In applying her colorful imagination to George Eliot's 1876 classic, "Daniel Deronda," British writer Diana Souhami moves the spotlight from the character of Deronda to that of Gwendolen Harleth, the alluring young woman who loves him intensely. Written as Gwendolen's unsent letter to Deronda, Souhami's work portrays Gwendolen as a beautiful, vain and complex woman caught in the shackles of fate.

Not only is "Gwendolen" replete with unexpected plot twists and turns, it also is an exhaustive and credible character sketch of an upper-class Victorian woman trying to find happiness for herself and her family.

"I wanted … that my life should be pleasant, that I should star at parties, be victorious at the Archery Club, applauded at the piano, and admired on horseback."

As the novel opens, Gwendolen and Deronda have already met for the first time: He catches her eye disapprovingly as she plays roulette at the Kursal in Germany. Back in rural England, a financial calamity befalls Gwendolen's family, leaving her, her widowed mother and four half-sisters virtually penniless. As the eldest, she feels responsible for providing a roof over their heads.

Souhami cleverly allows Gwendolen to bare her soul in the course of the long letter to Deronda, a tactic that endears Gwendolen to the reader. For example: "I have always been afraid to hear about the indifference of the universe, my own insignificance, the casual inevitability of death, and the caprice of chance."

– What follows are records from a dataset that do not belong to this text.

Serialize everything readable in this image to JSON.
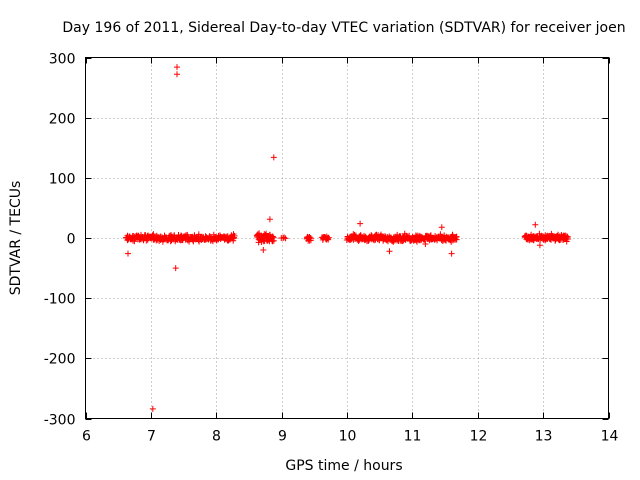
{
  "chart_data": {
    "type": "scatter",
    "title": "Day 196 of 2011, Sidereal Day-to-day VTEC variation (SDTVAR) for receiver joen",
    "xlabel": "GPS time / hours",
    "ylabel": "SDTVAR / TECUs",
    "xlim": [
      6,
      14
    ],
    "ylim": [
      -300,
      300
    ],
    "x_ticks": [
      6,
      7,
      8,
      9,
      10,
      11,
      12,
      13,
      14
    ],
    "y_ticks": [
      -300,
      -200,
      -100,
      0,
      100,
      200,
      300
    ],
    "x_tick_labels": [
      "6",
      "7",
      "8",
      "9",
      "10",
      "11",
      "12",
      "13",
      "14"
    ],
    "y_tick_labels": [
      "-300",
      "-200",
      "-100",
      "0",
      "100",
      "200",
      "300"
    ],
    "grid": true,
    "marker": "+",
    "color": "#ff0000",
    "clusters": [
      {
        "x_start": 6.62,
        "x_end": 8.28,
        "count": 260,
        "spread": 8
      },
      {
        "x_start": 8.62,
        "x_end": 8.88,
        "count": 50,
        "spread": 10
      },
      {
        "x_start": 9.0,
        "x_end": 9.06,
        "count": 4,
        "spread": 3
      },
      {
        "x_start": 9.38,
        "x_end": 9.45,
        "count": 12,
        "spread": 6
      },
      {
        "x_start": 9.62,
        "x_end": 9.72,
        "count": 16,
        "spread": 6
      },
      {
        "x_start": 10.0,
        "x_end": 11.68,
        "count": 300,
        "spread": 8
      },
      {
        "x_start": 12.72,
        "x_end": 13.38,
        "count": 130,
        "spread": 8
      }
    ],
    "outliers": [
      {
        "x": 7.4,
        "y": 284
      },
      {
        "x": 7.4,
        "y": 272
      },
      {
        "x": 7.03,
        "y": -284
      },
      {
        "x": 7.38,
        "y": -50
      },
      {
        "x": 6.65,
        "y": -26
      },
      {
        "x": 8.88,
        "y": 134
      },
      {
        "x": 8.82,
        "y": 31
      },
      {
        "x": 8.72,
        "y": -20
      },
      {
        "x": 10.2,
        "y": 24
      },
      {
        "x": 10.65,
        "y": -22
      },
      {
        "x": 11.45,
        "y": 18
      },
      {
        "x": 11.6,
        "y": -26
      },
      {
        "x": 11.2,
        "y": -10
      },
      {
        "x": 12.88,
        "y": 22
      },
      {
        "x": 12.95,
        "y": -12
      }
    ]
  }
}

Thanks to her connection to an aristocratic uncle, Gwendolen continues to move in high social circles. Riding and archery shape her days. She is clearly full of herself. "Being so much admired and so often told I was beautiful set me apart. I liked to be the center of attention, in control, and to have the last word. I came to see my beauty as a kind of genius, an accomplishment of my own doing."

Along with the notion of life's unfairness, a prominent theme in Souhami's book is "women as chattel." Gwendolen believes that for survival, marriage is her only choice. "My natural gifts were the length of my legs, the curve of my breasts, the whiteness of my teeth, the wave of my hair and the slant of my eyes."

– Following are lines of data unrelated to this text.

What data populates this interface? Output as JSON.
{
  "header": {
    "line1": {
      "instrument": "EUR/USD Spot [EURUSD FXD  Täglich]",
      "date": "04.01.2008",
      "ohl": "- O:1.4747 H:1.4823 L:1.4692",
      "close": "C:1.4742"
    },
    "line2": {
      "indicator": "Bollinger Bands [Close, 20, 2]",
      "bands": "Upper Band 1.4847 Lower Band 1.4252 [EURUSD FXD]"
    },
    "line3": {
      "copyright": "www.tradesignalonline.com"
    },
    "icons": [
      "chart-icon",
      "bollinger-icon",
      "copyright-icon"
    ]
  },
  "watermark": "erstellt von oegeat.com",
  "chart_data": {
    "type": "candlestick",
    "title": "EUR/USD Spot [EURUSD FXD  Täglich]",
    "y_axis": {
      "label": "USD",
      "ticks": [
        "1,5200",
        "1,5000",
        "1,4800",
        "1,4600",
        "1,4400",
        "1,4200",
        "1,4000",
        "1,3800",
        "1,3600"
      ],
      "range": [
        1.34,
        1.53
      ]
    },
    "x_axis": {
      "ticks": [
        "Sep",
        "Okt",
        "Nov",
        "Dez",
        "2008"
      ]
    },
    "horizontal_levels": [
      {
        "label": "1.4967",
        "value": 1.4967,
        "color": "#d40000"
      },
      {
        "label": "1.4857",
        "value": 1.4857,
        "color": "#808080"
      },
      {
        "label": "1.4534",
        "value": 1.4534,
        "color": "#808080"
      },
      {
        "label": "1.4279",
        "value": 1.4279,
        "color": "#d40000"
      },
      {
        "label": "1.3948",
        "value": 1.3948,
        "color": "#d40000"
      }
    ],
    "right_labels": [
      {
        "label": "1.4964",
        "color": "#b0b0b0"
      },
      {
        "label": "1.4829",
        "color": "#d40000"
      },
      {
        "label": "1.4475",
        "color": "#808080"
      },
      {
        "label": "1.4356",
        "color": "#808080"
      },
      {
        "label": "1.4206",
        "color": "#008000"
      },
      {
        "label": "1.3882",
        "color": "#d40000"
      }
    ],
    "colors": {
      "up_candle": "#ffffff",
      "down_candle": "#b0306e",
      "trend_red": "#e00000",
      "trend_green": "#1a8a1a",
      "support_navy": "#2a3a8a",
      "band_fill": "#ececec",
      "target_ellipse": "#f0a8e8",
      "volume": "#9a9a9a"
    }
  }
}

Knowing she has no other option, she accepts the marriage proposal of one Henleigh Mallinger Grandcourt, an immensely wealthy aristocrat, a man "who said little and exuded self-importance." She knows of the criminality in his past and the disagreeable rumors about his mistreatment of women. Soon after the wedding Gwendolen is writing: "Every bit of him is hideous to me. I hate him with a force stronger than my love for you [Deronda]."

In reinventing Eliot's classic, Souhami gives us a delightful work of fiction. It is not necessary to tackle "Daniel Deronda" before reading "Gwendolen."

Katherine Bailey is a book critic in Bloomington.